1. The first of the gutlessness observations: commutation by press release? Cojones grande, amigo. I guess this case hadn't attracted sufficient attention to warrant a public acknowledgement.

2. Gutlessness cont. On the week of the Fourth of July? Worse than a Friday news dump, this was certain to go into the black hole of public attention.

3. One more on gutlessness. It's bad enough that he didn't have the balls to pardon Libby outright (the famous poll-ignorer somehow thought this would appease all), but worse that he gave Libby a lecture: " My decision to commute his prison sentence leaves in place a harsh punishment for Mr. Libby.

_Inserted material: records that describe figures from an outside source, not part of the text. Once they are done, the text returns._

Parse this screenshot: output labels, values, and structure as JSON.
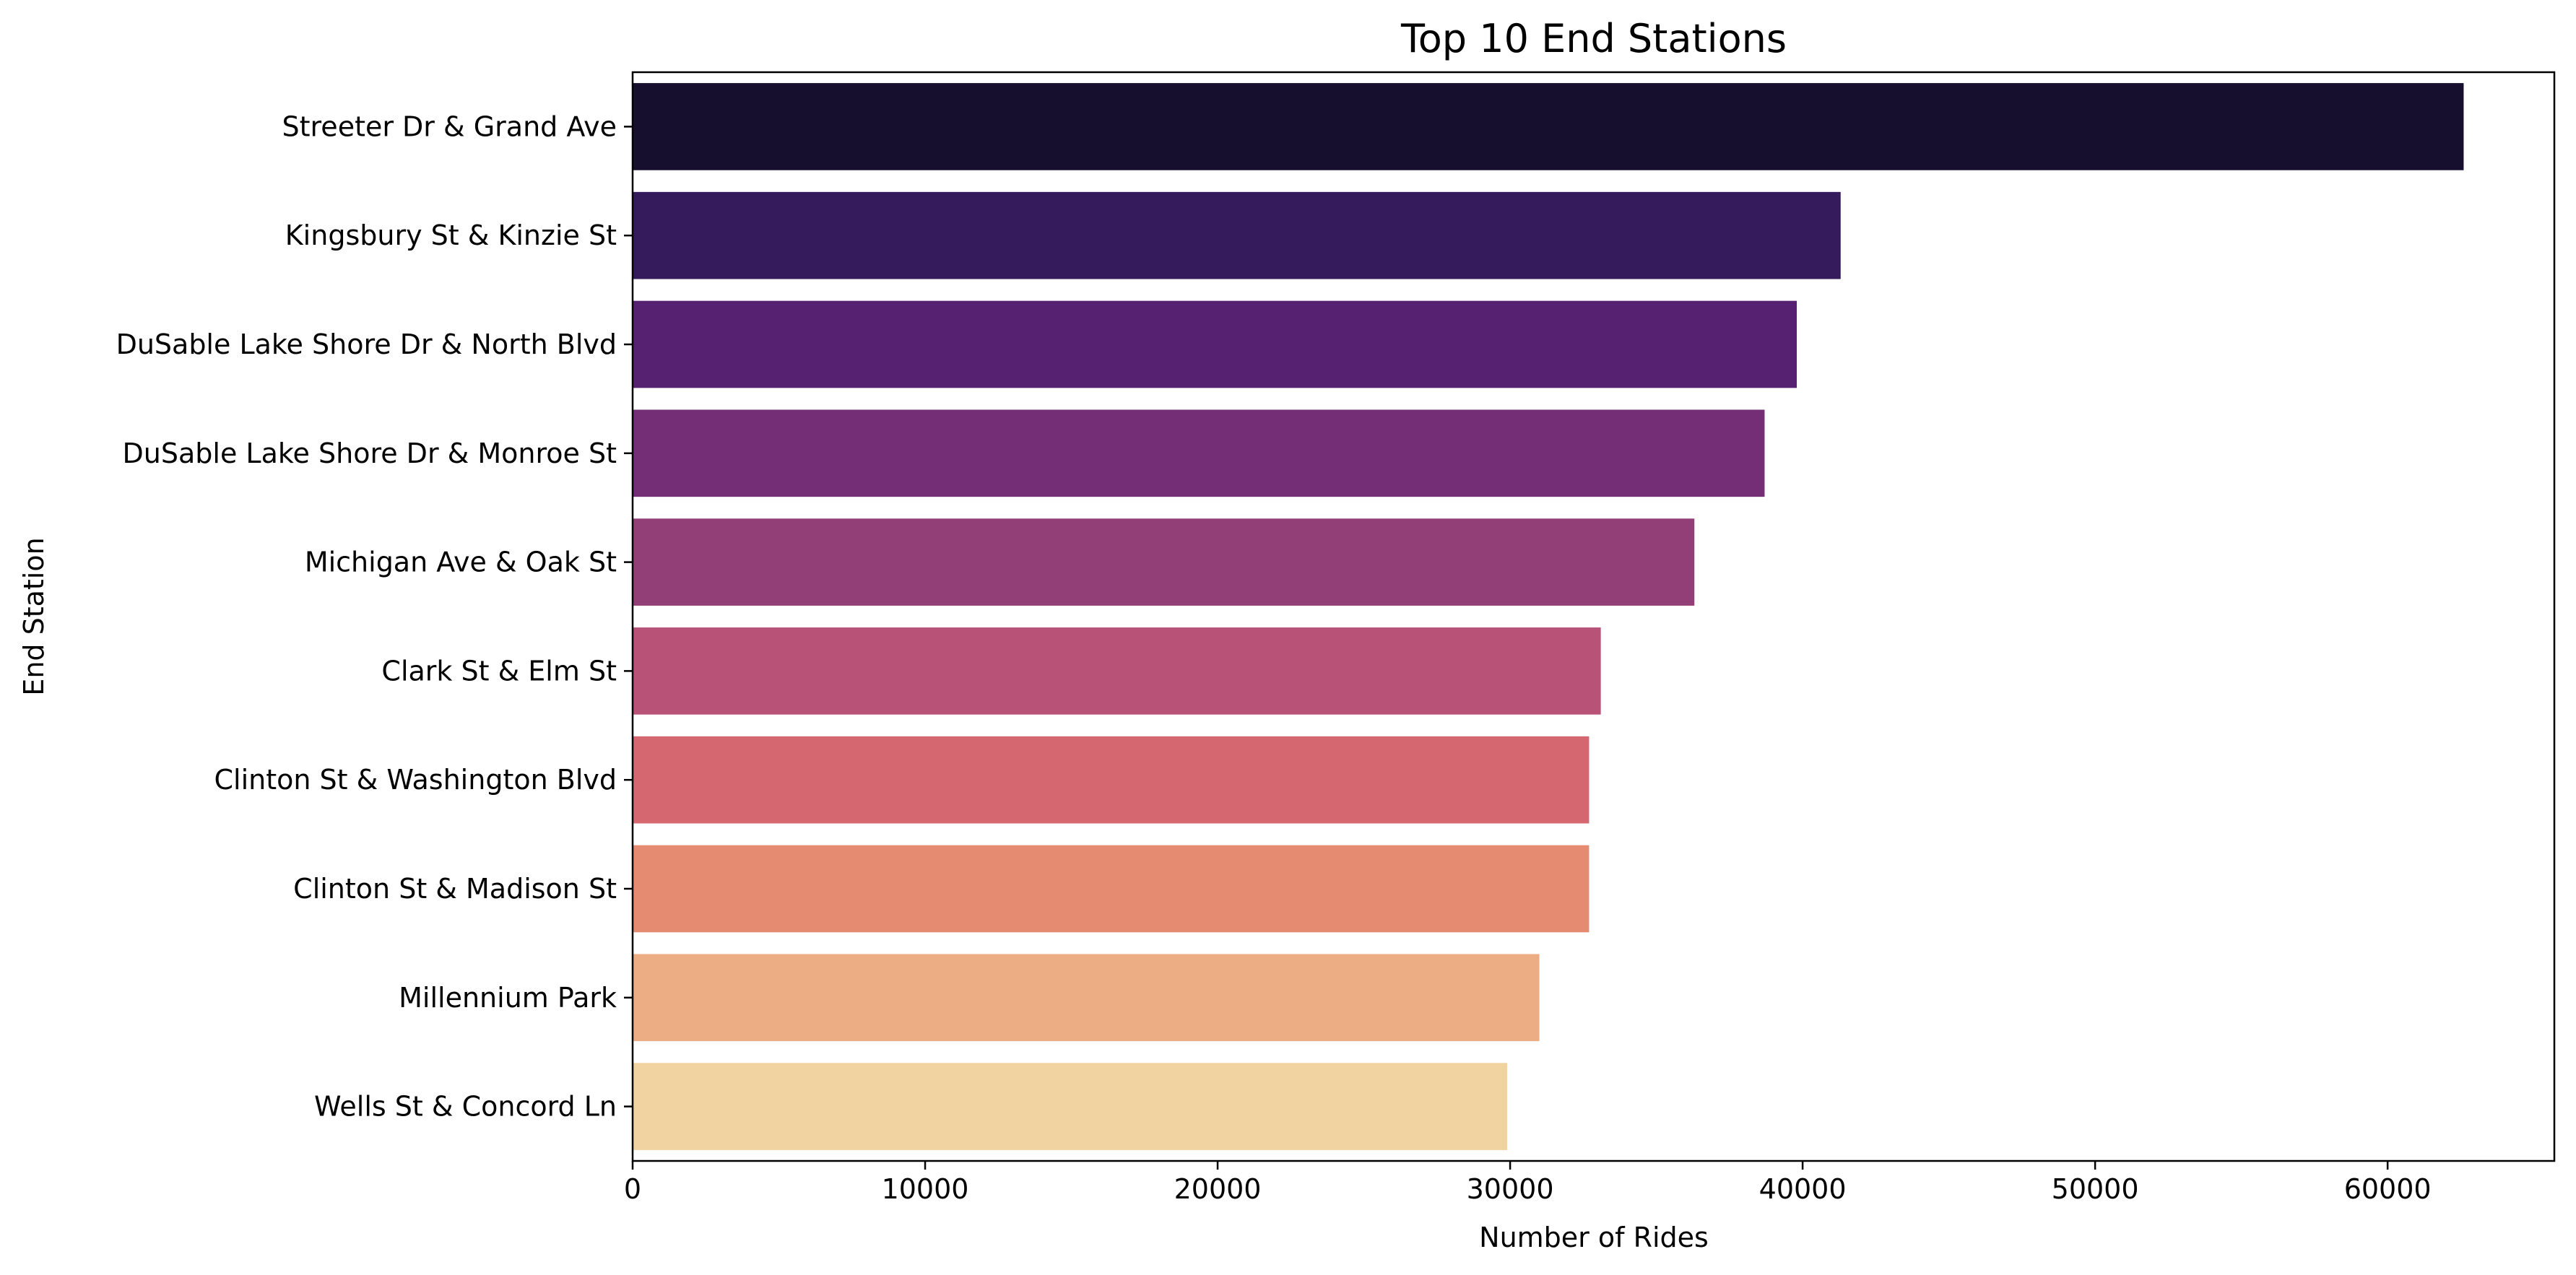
{
  "chart_data": {
    "type": "bar",
    "orientation": "horizontal",
    "title": "Top 10 End Stations",
    "xlabel": "Number of Rides",
    "ylabel": "End Station",
    "categories": [
      "Streeter Dr & Grand Ave",
      "Kingsbury St & Kinzie St",
      "DuSable Lake Shore Dr & North Blvd",
      "DuSable Lake Shore Dr & Monroe St",
      "Michigan Ave & Oak St",
      "Clark St & Elm St",
      "Clinton St & Washington Blvd",
      "Clinton St & Madison St",
      "Millennium Park",
      "Wells St & Concord Ln"
    ],
    "values": [
      62600,
      41300,
      39800,
      38700,
      36300,
      33100,
      32700,
      32700,
      31000,
      29900
    ],
    "colors": [
      "#160f2e",
      "#361b5c",
      "#562170",
      "#742e76",
      "#933f77",
      "#b85277",
      "#d56770",
      "#e58b72",
      "#ecad85",
      "#f1d2a1"
    ],
    "xlim": [
      0,
      65700
    ],
    "xticks": [
      0,
      10000,
      20000,
      30000,
      40000,
      50000,
      60000
    ],
    "xtick_labels": [
      "0",
      "10000",
      "20000",
      "30000",
      "40000",
      "50000",
      "60000"
    ],
    "grid": false,
    "legend": false
  }
}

The reputation he gained through his years of public service and professional work in the legal community is forever damaged." Of course, Bush is pure grit and energy, a man who was never bailed out by his bettors, so I guess kicking Scooter with a moral boot isn't hypocrtical.

4. Irony: Men rot in Guantanamo with no hope of release--or legal representation--but Bush was concerned that Libby's sentence was "excessive." He's sent dozens of men and women to the gallows in Texas, is proud of his heartlessness toward "evildoers," but when a man with a $500 manicure from his inner circle is threatened with the indignity of spending soft time with lowlifes, Bush found his compassion.
[Update: via Andrew Sullivan, "I don't believe my role is to replace the verdict of a jury with my own," - George W. Bush on why he signed death warrants for 152 inmates as governor of Texas.]
5. Executive privilege. A traditional Bush MO: cite the opinions of others until they begin to disagree with you, then overrule them. Never allow the cocoon of false reality be sullied by heterodoxy. So follow the generals until they say Iraq's a mess, then find new generals. Say you won't talk about the Libby case because you so deeply respect the rule of law, then ignore it and commute Libby's sentence.

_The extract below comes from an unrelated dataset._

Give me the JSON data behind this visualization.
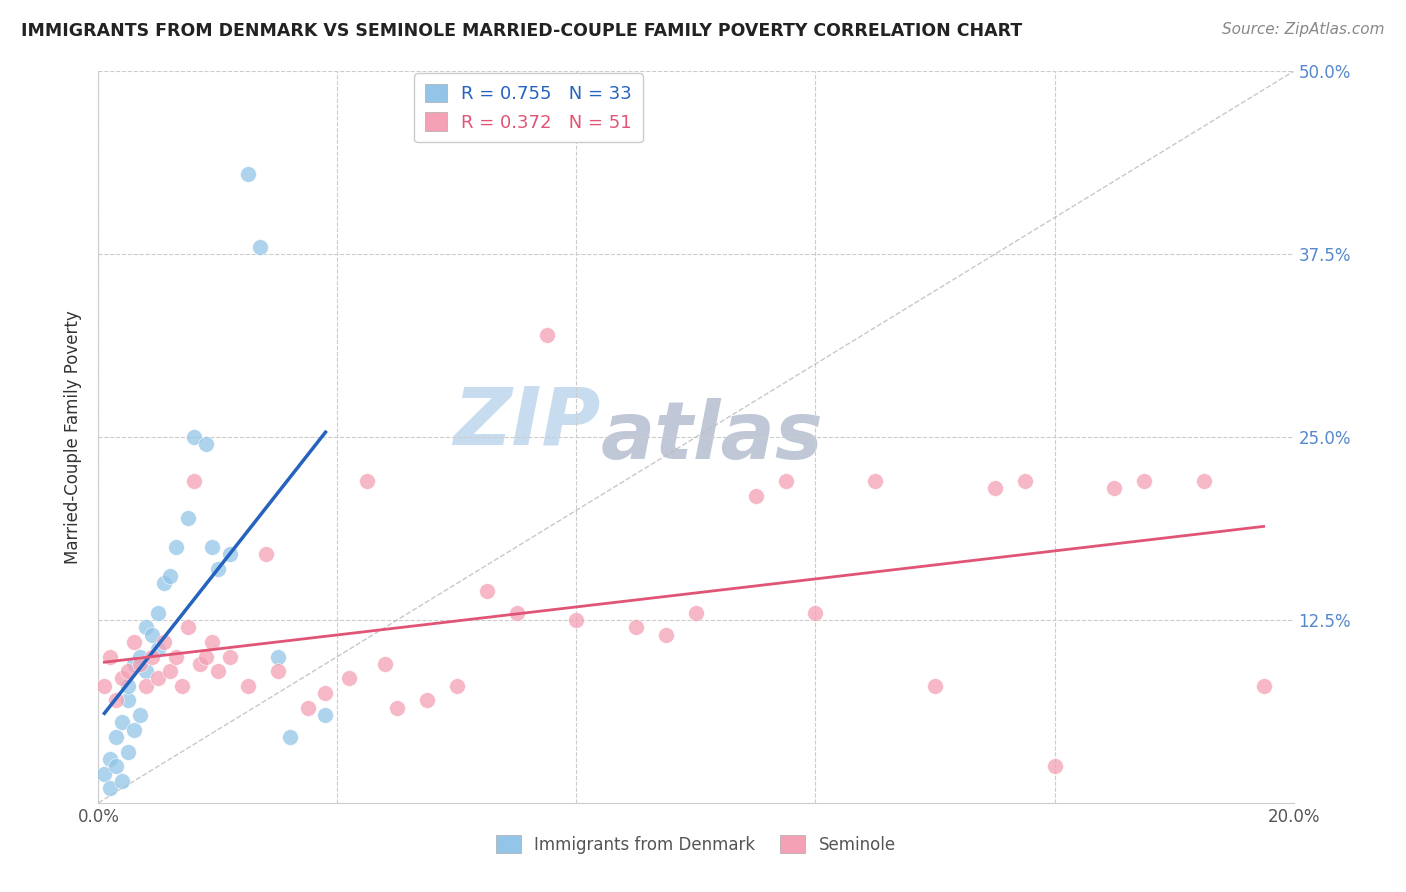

6. What about the BS of drumming out of the White House anyone who had leaked Plame's name? Where does an executive commutation fit in there?

Monday, July 02, 2007

Libby Declared Independent

I wondered why Bush hadn't pardoned the Scootman, given that only the neocon fringe still approved of his job and were now also wavering. So he did:
President Bush spared I. Lewis Libby Jr. from prison Monday, commuting his two-and-a-half-year sentence while leaving intact his conviction for perjury and obstruction of justice in the C.I.A. leak case.
It's what presidents do: they protect rat finks who helped them climb the rungs of power. Of course, Bush, for whom generosity is not a reasonable adjective, left the scarlet "F" (felony) on Libby. A decision that makes everyone feel dirty--nice.

What a beautiful ending to a beautiful saga.